The N1200 can handle Windows and Linux users over CIFS, while AFP support gets Mac users in the mix. Each protocol can be activated or deactivated but unlike the N5200 which supports Windows domain and AD authentication you can only control access to shares using the local database. However, for each user and group access can be denied or they can be allowed read only or full write access to specific shares. A range of predefined public folders are provided which can be accessed via a browser to view general files, music, videos and personal photo galleries. For the latter you need to create a folder for each user under which you use sub-directories to store images – photos in the user’s root directory won’t be displayed.

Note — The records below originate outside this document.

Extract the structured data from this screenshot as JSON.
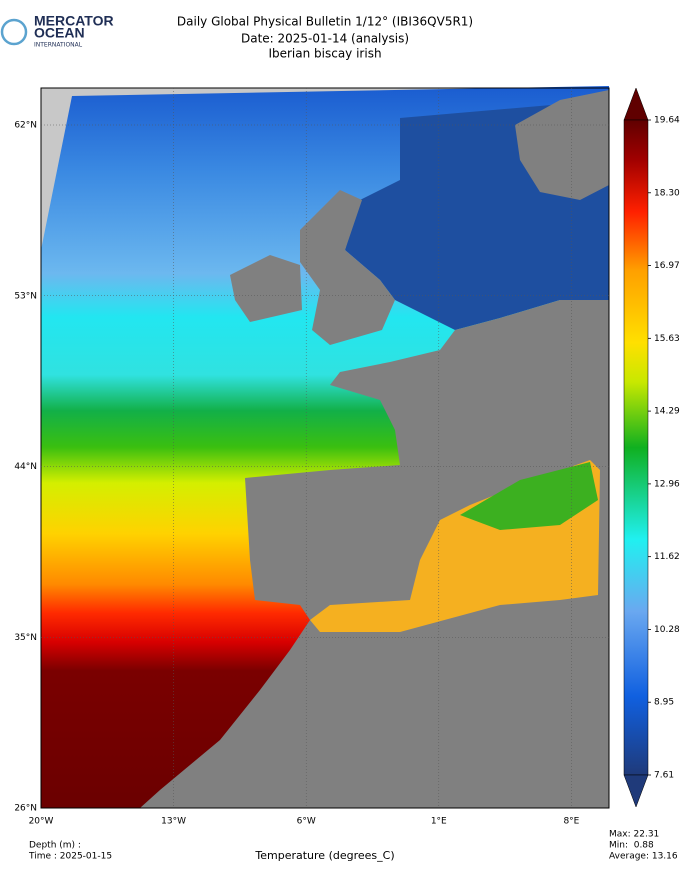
{
  "header": {
    "logo": [
      "MERCATOR",
      "OCEAN",
      "INTERNATIONAL"
    ],
    "title": "Daily Global Physical Bulletin 1/12° (IBI36QV5R1)",
    "date": "Date: 2025-01-14 (analysis)",
    "region": "Iberian biscay irish"
  },
  "map": {
    "lat_labels": [
      "62°N",
      "53°N",
      "44°N",
      "35°N",
      "26°N"
    ],
    "lon_labels": [
      "20°W",
      "13°W",
      "6°W",
      "1°E",
      "8°E"
    ]
  },
  "colorbar": {
    "labels": [
      "19.64",
      "18.30",
      "16.97",
      "15.63",
      "14.29",
      "12.96",
      "11.62",
      "10.28",
      "8.95",
      "7.61"
    ]
  },
  "footer": {
    "depth": "Depth (m) :",
    "time": "Time : 2025-01-15",
    "variable": "Temperature (degrees_C)",
    "max": "Max: 22.31",
    "min": "Min:  0.88",
    "average": "Average: 13.16"
  }
}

The appliance incorporates an iTunes server for sharing music with other iTunes clients. To use it you just activate the service and copy your music files to the predefined folder. We changed our client preferences to point to the N1200 and could then import CDs directly to this location. There are more streaming services on the menu as you also get Mediabolic’s media server allowing the N1200 to dish up multimedia content to any DLNA (Digital Living Network Alliance) compliant player device. You just need to activate this service and then choose which folders you want published.
Thecus has also taken a leaf out of Asus’ book as it now offers the same Download Manager feature as the WL-700gE. This supports scheduled HTTP, FTP and BitTorrent downloads to the appliance and can be left running without a PC switched on. Unfortunately, this also proved to be just as flaky as although HTTP download tasks worked fine try and we might we couldn’t get an FTP download task to be accepted as the interface just kept displaying page errors. Note also that you can only create a single daily or weekly schedule, which will apply to all download jobs
Performance will depend on which ports you choose to use. With the appliance connected over its Gigabit WAN port we used a 690MB video file to test read and write speeds and saw the N1200 return 14.4MB/sec and 13MB/sec respectively. FTP performance was also reasonable with read and write speeds of 10.2MB/sec and 5.5MB/sec being reported. However, when we ran the same video file copy across the Fast Ethernet LAN ports speed dropped to 5.5MB/sec for both reads and write operations.
A well built single drive NAS appliance with a fine range of multimedia related features although the Download Manager is of limited value. It would have been nice to have had Gigabit ports all round but at this low price you can’t really argue.
Appliance installation won’t take long as Thecus’ Setup Wizard scans the network for the N1200.
A bunch of predefined media folders are created when the disk is first initialized.
The Download Manager worked fine with HTTP transfers but FTP was a different matter.
The appliance allows you to publish files, music, videos and photos on the web.
The bundled backup utility is nothing special although it works well enough.